Ele não respondeu logo em seguida.
— Não estou bem certo.
— Você está chateado comigo?
Ele balançou a cabeça e sorriu.
— De forma alguma.
— O que está acontecendo?
Ele hesitou.
— Não estou bem certo — repetiu.
Ela olhou para ele com os olhos semicerrados.
— Quer falar sobre isso?
— Sim, mas não agora.
No sábado, com Ben na casa do pai, foram até a praia
Sunset Beach, perto de Wilmington.
Naquela altura, as
multidões de verão já tinham desaparecido, e além das poucas pessoas que
passeavam pela praia, o lugar estava todo para eles.
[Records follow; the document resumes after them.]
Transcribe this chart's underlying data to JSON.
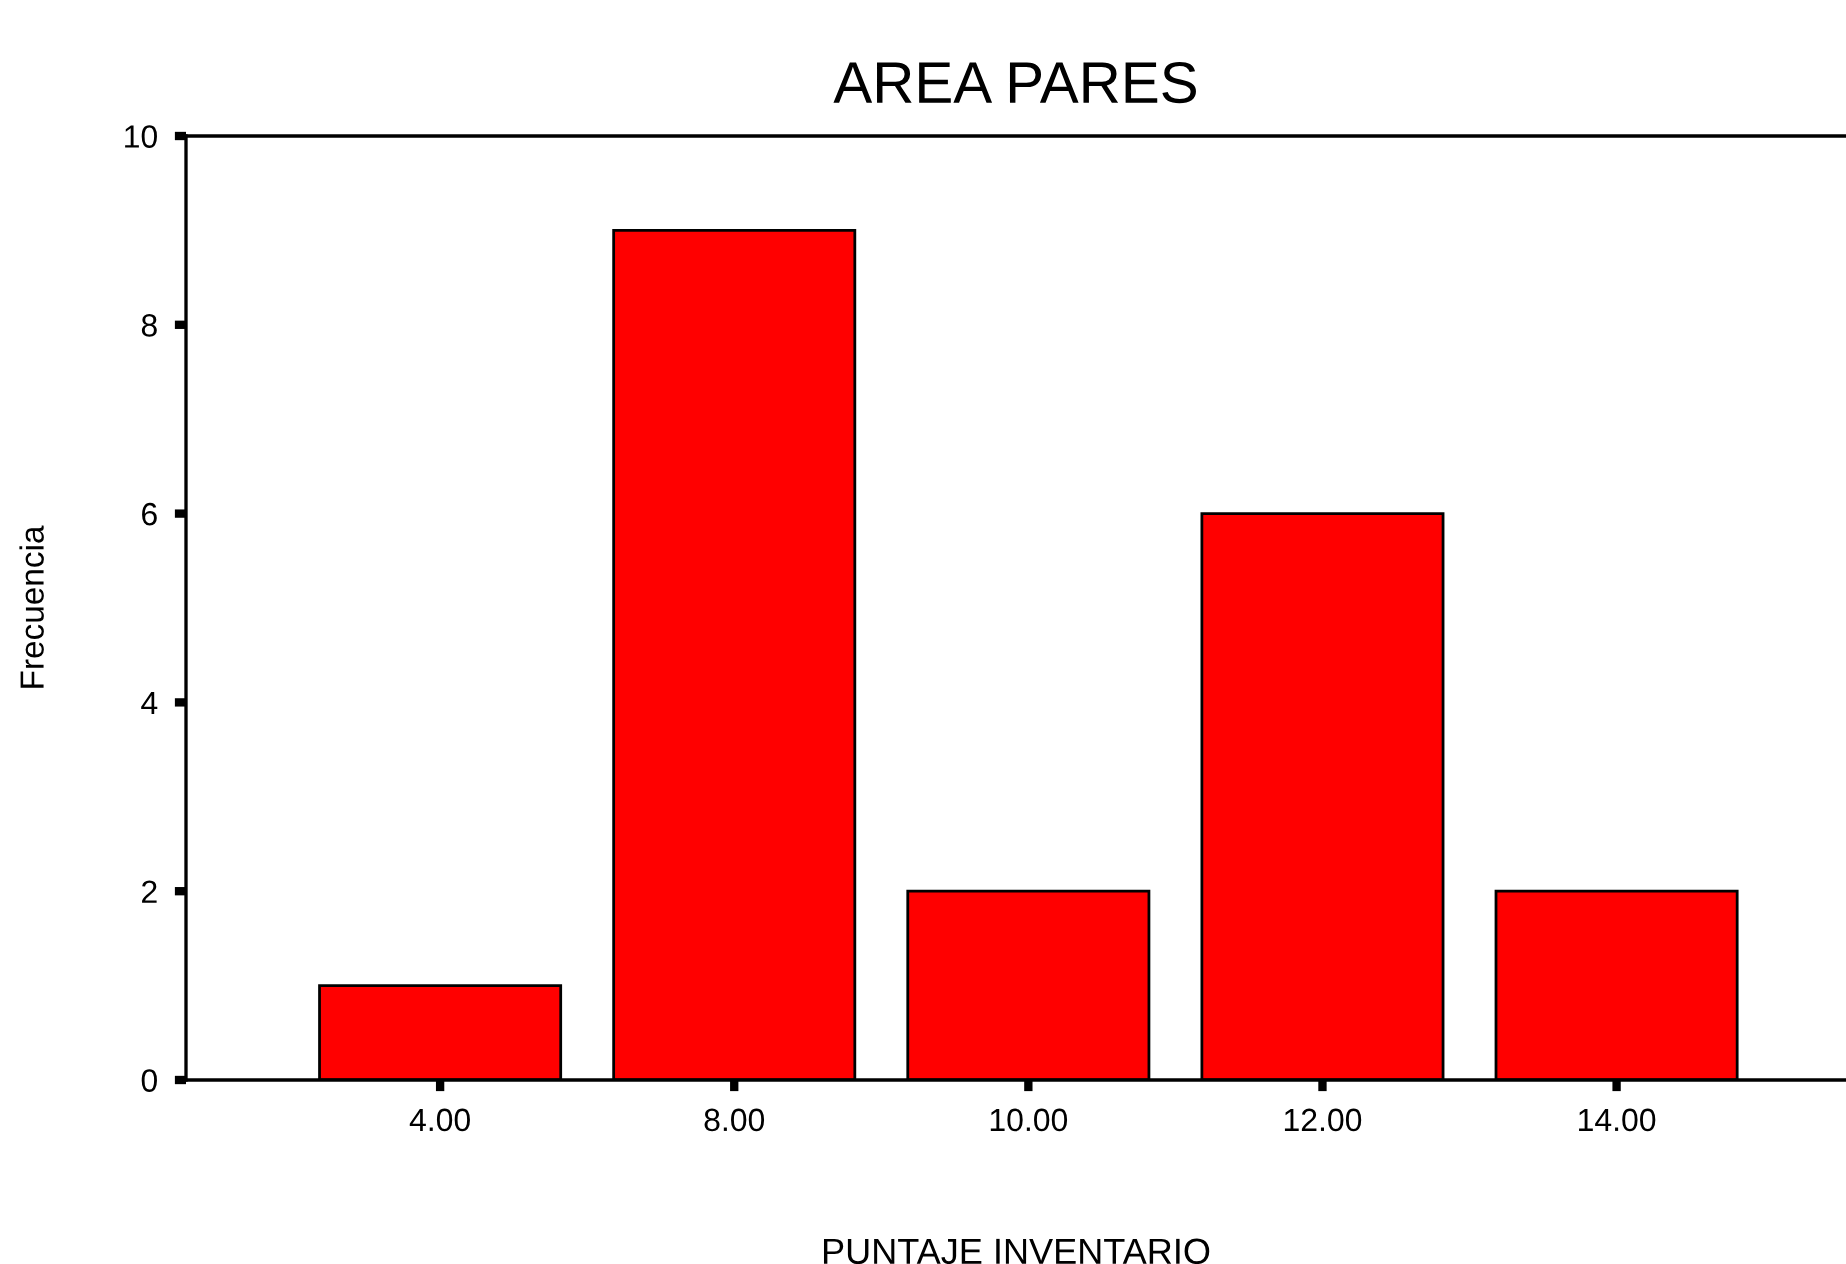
{
  "chart_data": {
    "type": "bar",
    "title": "AREA PARES",
    "xlabel": "PUNTAJE INVENTARIO",
    "ylabel": "Frecuencia",
    "categories": [
      "4.00",
      "8.00",
      "10.00",
      "12.00",
      "14.00"
    ],
    "values": [
      1,
      9,
      2,
      6,
      2
    ],
    "color": "#ff0000",
    "ylim": [
      0,
      10
    ],
    "yticks": [
      0,
      2,
      4,
      6,
      8,
      10
    ],
    "grid": false,
    "legend": false
  }
}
O oceano, alimentado pelo
Golfo, ainda estava quente suficiente para ser aproveitado; entraram na água
até a altura dos joelhos e Logan atirou uma bola de tênis para além da
rebentação. Zeus estava se divertindo muito, nadando furiosamente e latindo
ocasionalmente como se estivesse tentando intimidar a bola para que não saísse
do lugar.
Ela tinha feito uma cesta de piquenique e pego algumas
toalhas, e, quando Zeus ficou cansado, voltaram para a areia e arrumaram-se
para o almoço. Metodicamente, ela foi tirando os ingredientes para preparar os
sanduíches e cortou pedaços de frutas frescas. Enquanto comiam, um barco de
pesca de camarão surgiu no horizonte, e por muito tempo Logan 'olhou para ele
com a mesma expressão preocupada que ela tinha notado a maior parte da semana.
—Você está com aquele olhar novamente.
— Que olhar?
— Diga logo! O que o está incomodando? E não me venha
com evasivas dessa vez.
— Estou bem — virou-se e olhou para ela. — Sei que
tenho andado meio distraído ultimamente, mas só estou tentando entender uma
coisa.
— O que, exatamente?
— Por que estamos juntos.
Seu coração bateu descompassado. Não era isso que
esperava ouvir e dava para sentir que sua expressão congelou.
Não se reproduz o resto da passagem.